Sait Ağdacı, President of the Kocaeli Branch of the Chamber of Environmental Engineers, cited 2017 data, showing the death rate from cancer was 12.5 percent worldwide and 12.9 percent in Turkey, adding: “The rate of deaths from cancer in Dilovası is 33.7 percent. Unfortunately, heavy metals are concentrated in the Dilovası region. This explains the high number of cancer deaths in the region. The cancer death rate among people who have lived in this region for more than 10 years is higher than among those who have lived there for less than 10 years.”
Thousands of workers in Turkey fall victim to “fatal workplace accidents” every year. According to data from the Worker Health and Work Safety Council (İSİG), at least 1,737 workers lost their lives in workplace accidents in the first ten months of 2025 alone, including 169 workers in October, seven of whom were children.
According to the Ankara Medical Chamber’s report dated December 2024, “Based on data from the Social Security Institution (SGK) and the Eurostat in 2019, the rate of fatal occupational accidents in Turkey is approximately ten times higher than the European Union (EU) average. Turkey, which has the highest rate of worker deaths in Europe, is among the countries with the highest number of deaths from work accidents.”
Workers who died in Dilovası joined the ranks of countless workers sacrificed in the global slaughterhouse of labour.
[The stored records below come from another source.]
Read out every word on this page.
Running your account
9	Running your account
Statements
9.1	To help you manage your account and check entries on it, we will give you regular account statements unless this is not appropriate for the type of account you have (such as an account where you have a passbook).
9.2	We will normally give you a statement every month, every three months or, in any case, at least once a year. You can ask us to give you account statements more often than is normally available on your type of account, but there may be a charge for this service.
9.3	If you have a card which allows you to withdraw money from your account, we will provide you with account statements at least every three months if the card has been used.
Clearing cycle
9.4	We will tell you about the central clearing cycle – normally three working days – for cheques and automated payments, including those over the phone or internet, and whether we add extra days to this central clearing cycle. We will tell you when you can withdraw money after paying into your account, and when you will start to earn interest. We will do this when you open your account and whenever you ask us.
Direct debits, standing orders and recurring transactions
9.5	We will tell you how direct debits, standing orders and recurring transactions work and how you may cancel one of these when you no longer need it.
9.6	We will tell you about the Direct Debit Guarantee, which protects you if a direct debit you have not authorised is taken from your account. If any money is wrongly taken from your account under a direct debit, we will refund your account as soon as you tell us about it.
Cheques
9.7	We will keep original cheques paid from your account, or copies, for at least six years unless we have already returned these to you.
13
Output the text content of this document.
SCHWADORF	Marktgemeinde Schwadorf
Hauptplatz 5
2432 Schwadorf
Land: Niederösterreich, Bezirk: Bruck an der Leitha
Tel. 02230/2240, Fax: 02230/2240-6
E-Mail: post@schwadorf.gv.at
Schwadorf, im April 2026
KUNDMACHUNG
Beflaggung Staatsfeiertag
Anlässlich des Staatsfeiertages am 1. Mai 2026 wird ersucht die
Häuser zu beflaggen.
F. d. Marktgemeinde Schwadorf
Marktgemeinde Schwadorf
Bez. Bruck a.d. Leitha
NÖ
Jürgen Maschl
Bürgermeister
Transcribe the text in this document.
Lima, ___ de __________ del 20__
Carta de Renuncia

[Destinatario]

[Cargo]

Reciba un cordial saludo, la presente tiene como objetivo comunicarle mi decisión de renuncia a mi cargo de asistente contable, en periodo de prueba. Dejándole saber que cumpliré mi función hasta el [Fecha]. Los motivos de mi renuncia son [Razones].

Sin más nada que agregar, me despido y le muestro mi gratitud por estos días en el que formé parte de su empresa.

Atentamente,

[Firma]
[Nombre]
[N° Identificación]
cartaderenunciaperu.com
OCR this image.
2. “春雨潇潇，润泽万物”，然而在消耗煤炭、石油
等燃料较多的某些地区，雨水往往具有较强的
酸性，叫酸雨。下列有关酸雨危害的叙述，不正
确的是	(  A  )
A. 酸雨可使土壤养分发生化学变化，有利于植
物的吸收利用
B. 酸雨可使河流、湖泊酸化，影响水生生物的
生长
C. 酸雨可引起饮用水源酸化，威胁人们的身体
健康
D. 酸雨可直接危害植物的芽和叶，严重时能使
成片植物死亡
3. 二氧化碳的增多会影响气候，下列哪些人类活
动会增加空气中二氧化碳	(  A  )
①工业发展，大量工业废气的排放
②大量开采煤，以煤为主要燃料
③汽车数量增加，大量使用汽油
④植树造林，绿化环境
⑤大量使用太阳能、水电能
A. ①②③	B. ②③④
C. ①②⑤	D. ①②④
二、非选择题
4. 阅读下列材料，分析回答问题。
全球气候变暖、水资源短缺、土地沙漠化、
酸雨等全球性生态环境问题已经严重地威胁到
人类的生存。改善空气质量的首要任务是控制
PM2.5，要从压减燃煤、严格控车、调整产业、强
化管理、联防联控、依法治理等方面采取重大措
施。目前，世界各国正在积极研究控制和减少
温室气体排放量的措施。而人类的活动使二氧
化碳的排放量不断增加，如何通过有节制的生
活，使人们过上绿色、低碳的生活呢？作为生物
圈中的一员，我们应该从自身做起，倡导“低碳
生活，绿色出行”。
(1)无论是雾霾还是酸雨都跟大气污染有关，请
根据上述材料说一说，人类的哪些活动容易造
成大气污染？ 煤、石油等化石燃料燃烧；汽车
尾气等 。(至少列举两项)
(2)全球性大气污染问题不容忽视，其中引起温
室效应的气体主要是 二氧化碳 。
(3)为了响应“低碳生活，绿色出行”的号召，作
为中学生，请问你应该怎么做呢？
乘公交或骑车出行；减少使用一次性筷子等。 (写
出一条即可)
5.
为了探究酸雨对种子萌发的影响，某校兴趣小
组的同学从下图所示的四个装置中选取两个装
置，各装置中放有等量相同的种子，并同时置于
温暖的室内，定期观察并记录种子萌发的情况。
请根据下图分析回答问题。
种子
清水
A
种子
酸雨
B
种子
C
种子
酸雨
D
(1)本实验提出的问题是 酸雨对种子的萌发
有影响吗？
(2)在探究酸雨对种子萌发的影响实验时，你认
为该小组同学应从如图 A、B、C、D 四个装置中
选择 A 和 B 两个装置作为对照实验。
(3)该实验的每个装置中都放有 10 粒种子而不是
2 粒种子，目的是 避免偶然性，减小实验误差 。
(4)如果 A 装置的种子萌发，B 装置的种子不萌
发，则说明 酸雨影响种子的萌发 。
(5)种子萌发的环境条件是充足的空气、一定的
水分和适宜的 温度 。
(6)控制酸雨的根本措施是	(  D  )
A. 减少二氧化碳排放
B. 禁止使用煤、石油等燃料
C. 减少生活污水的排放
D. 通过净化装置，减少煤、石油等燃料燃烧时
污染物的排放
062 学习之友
The International Labour Organisation (ILO) estimates that approximately 3 million workers die each year from work-related injuries and illnesses.
Last month, at least 16 workers lost their lives in a fire at a garment factory in Dhaka, the capital of Bangladesh. Around the same time, 16 workers were killed in an explosion at an ammunition factory in the US state of Tennessee.
Last week, a UPS plane crashed into a densely populated industrial area shortly after take-off in Louisville, Kentucky. At least 13 people were killed, including three crew members and a child. The crash occurred in a corridor that includes Ford’s Louisville Assembly Plant and UPS’s massive Worldport air freight hub, as well as dozens of warehouses and other industrial workplaces. A slight deviation in the plane’s course could have resulted in hundreds or even thousands of deaths.
Workers should not accept these deaths and dangerous working conditions and should defend the lives and safety of themselves and their coworkers. However, as decades of experience have shown, the fight against workplace homicides cannot be left to the courts or to the union apparatus, which has become an extension of companies and the state.
In the Soma mine disaster of 2014, in which 301 miners were killed, the owner of the company served just eight days in prison for each worker killed; none of the officials were punished. Last month, a verdict was announced in the case concerning the fire at the Grand Kartal Hotel in the Bolu Kartalkaya Ski Center on January 21, 2025, which killed 78 people and injured 137. The company owners and managers received life sentences, while no government officials were punished.
Workers should take matters into their own hands by forming rank-and-file committees and spearheading independent inquiries. The inquiry launched by the International Workers Alliance of Rank-and-File Committees (IWA-RFC) into the death of 63-year-old machine repairman Ronald Adams Sr., who was crushed to death on April 7, 2025, at the Stellantis Dundee Motor Complex in Michigan, should serve as a guide and be expanded in Turkey and around the world. This struggle must be an integral part of a broader international struggle for socialism, where workers’ lives, safety, and needs come before capitalist private profit and wealth accumulation.